ICICI Securities | Hold | Target Price: Rs 2,033

Petrochemical and retail were the bright spots in RIL's Q4 performance. Retail may lose momentum due to Covid second wave while petrochemicals may be hit by large capacity additions in the second half or Q4 of FY22E. Regaining momentum in subscriber addition, tariff hikes, retail growth back to pre-Covid levels, GRM (gross refining margin) recovery and stake sale in O2C are key to stock performance improving which has underperformed benchmark since September 2020.

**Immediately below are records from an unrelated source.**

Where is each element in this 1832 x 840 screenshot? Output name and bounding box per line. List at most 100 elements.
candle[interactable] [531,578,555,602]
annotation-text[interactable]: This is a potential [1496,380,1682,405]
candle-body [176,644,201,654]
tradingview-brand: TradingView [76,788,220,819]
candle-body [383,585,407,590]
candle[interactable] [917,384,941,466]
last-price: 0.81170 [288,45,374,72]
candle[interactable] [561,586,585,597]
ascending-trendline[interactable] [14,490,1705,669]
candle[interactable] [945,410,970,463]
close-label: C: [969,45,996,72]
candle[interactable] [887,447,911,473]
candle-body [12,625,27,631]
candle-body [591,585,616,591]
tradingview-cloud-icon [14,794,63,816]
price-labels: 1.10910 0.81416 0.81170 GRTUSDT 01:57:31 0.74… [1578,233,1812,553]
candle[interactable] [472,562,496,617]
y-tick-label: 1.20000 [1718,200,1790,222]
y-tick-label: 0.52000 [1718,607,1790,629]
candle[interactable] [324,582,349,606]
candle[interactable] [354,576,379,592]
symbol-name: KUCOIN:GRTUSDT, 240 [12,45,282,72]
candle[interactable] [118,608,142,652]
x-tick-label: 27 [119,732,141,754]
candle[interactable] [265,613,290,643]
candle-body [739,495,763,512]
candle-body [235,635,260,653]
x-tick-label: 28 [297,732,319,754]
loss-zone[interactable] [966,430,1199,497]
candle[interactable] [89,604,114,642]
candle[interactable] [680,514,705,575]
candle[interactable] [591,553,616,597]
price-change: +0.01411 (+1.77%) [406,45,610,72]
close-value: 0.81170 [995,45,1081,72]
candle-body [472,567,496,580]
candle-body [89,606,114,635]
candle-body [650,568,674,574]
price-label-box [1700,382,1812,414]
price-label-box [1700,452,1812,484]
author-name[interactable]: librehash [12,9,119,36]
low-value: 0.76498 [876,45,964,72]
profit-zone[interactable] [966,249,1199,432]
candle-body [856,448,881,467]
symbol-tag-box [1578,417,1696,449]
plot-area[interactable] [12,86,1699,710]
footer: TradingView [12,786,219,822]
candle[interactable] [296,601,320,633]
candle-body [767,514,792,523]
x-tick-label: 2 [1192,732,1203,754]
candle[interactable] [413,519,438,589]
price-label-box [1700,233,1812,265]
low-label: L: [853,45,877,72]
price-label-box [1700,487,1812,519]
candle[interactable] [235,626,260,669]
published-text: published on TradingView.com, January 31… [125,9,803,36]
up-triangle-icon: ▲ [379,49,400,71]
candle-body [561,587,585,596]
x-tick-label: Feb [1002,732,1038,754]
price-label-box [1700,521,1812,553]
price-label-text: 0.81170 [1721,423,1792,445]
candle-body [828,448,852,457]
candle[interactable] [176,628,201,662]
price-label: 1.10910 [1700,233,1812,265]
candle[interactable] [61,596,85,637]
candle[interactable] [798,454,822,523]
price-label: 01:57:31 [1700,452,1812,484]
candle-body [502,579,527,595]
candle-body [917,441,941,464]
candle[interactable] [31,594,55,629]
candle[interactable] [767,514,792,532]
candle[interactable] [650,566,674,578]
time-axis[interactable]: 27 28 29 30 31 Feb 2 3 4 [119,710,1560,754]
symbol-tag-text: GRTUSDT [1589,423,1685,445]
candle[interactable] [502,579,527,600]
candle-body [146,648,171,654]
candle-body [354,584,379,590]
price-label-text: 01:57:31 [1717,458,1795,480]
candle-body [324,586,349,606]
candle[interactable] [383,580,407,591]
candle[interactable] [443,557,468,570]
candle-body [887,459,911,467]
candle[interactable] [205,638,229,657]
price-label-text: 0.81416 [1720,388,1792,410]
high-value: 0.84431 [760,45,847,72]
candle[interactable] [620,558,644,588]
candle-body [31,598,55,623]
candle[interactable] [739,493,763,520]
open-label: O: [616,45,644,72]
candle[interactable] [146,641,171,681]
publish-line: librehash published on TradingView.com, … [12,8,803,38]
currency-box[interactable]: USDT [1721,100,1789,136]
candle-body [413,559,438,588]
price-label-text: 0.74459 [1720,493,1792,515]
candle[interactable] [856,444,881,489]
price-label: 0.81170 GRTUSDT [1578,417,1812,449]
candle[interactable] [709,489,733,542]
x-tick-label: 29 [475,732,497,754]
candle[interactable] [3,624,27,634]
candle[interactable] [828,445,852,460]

HDFC Securities | Add | Target Price: Rs 2,285

Our ADD rating on RIL is premised on the induction of Facebook, Google, Intel and Qualcomm as partners in Jio Platforms, which should help the company accelerate the growth of digital connectivity and create value in the digital ecosystem through technology offerings. Furthermore, we see recovery in refining and petchem businesses in FY22E. The emergence of a clear path to a stronger balance sheet and stake sale in the retail business are other key positives.

The stock is currently trading at 9.6x March23E EV/EBITDA and 19.1x March-23E EPS.